Comparison Summary & Verdict

Both the Hisense 55A7Q 55″ and the TCL 55C6KS 55″ deliver a capable 4K QLED experience with full HDR support, Dolby Vision, AirPlay, and Google Assistant — making either a solid choice for modern home entertainment. However, the differences matter. The TCL 55C6KS 55″ stands out with its Mini-LED backlighting, superior 5000:1 contrast ratio, and a smoother 120Hz refresh rate, making it the stronger pick for cinephiles and gamers who demand deeper blacks and fluid motion. It is also notably lighter and slimmer. The Hisense 55A7Q 55″, on the other hand, offers a competitively priced entry point into the QLED space with a slightly larger physical screen and a no-frills feature set that covers all the essentials.
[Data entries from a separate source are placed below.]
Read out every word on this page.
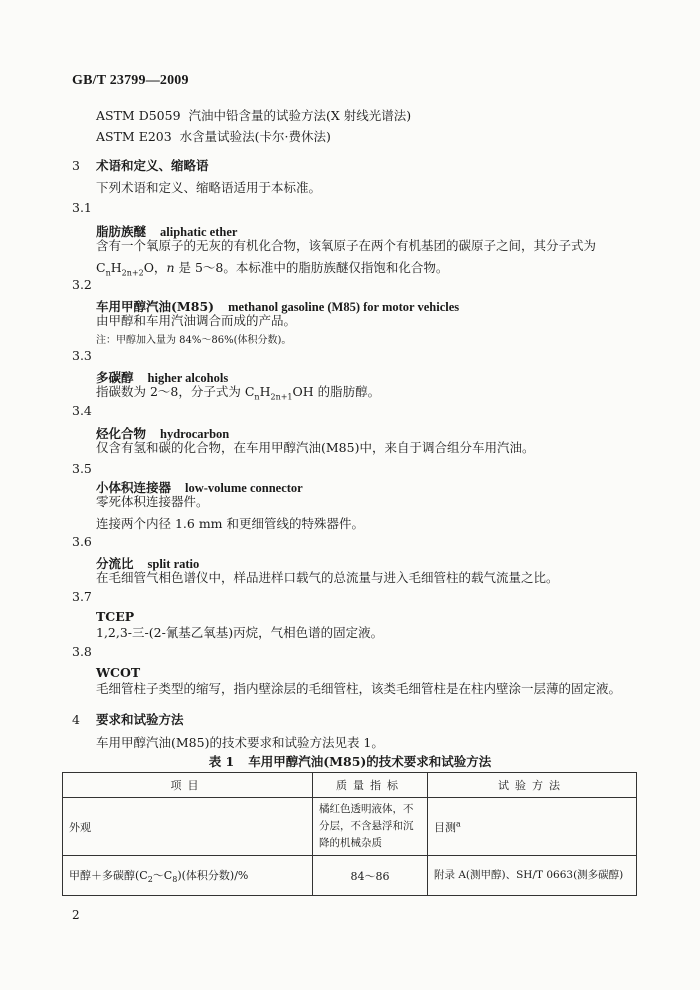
GB/T 23799—2009
ASTM D5059 汽油中铅含量的试验方法(X 射线光谱法)
ASTM E203 水含量试验法(卡尔·费休法)
3 术语和定义、缩略语
下列术语和定义、缩略语适用于本标准。
3.1
脂肪族醚 aliphatic ether
含有一个氧原子的无灰的有机化合物，该氧原子在两个有机基团的碳原子之间，其分子式为
$C_nH_{2n+2}O$，n 是 5～8。本标准中的脂肪族醚仅指饱和化合物。
3.2
车用甲醇汽油(M85) methanol gasoline (M85) for motor vehicles
由甲醇和车用汽油调合而成的产品。
注：甲醇加入量为 84%～86%(体积分数)。
3.3
多碳醇 higher alcohols
指碳数为 2～8，分子式为 $C_nH_{2n+1}OH$ 的脂肪醇。
3.4
烃化合物 hydrocarbon
仅含有氢和碳的化合物，在车用甲醇汽油(M85)中，来自于调合组分车用汽油。
3.5
小体积连接器 low-volume connector
零死体积连接器件。
连接两个内径 1.6 mm 和更细管线的特殊器件。
3.6
分流比 split ratio
在毛细管气相色谱仪中，样品进样口载气的总流量与进入毛细管柱的载气流量之比。
3.7
TCEP
1,2,3-三-(2-氰基乙氧基)丙烷，气相色谱的固定液。
3.8
WCOT
毛细管柱子类型的缩写，指内壁涂层的毛细管柱，该类毛细管柱是在柱内壁涂一层薄的固定液。
4 要求和试验方法
车用甲醇汽油(M85)的技术要求和试验方法见表 1。
表 1 车用甲醇汽油(M85)的技术要求和试验方法
项目	质量指标	试验方法
外观	橘红色透明液体，不分层，不含悬浮和沉降的机械杂质	目测$^a$
甲醇＋多碳醇$(C_2\sim C_8)$(体积分数)/%	84～86	附录 A(测甲醇)、SH/T 0663(测多碳醇)
2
Choose the TCL for premium picture quality; choose the Hisense if you value simplicity and value.

Hisense 55A7Q 55
Buy Hisense 55A7Q 55" if...

Buy the Hisense 55A7Q 55″ if you want a straightforward QLED 4K TV that covers all the essential features without complexity, and a marginally larger physical screen size matters to you.

TCL 55C6KS 55
Buy TCL 55C6KS 55" if...

Buy the TCL 55C6KS 55″ if you prioritize superior contrast with Mini-LED backlighting, a smoother 120Hz refresh rate for gaming or sports, and a slimmer, lighter build.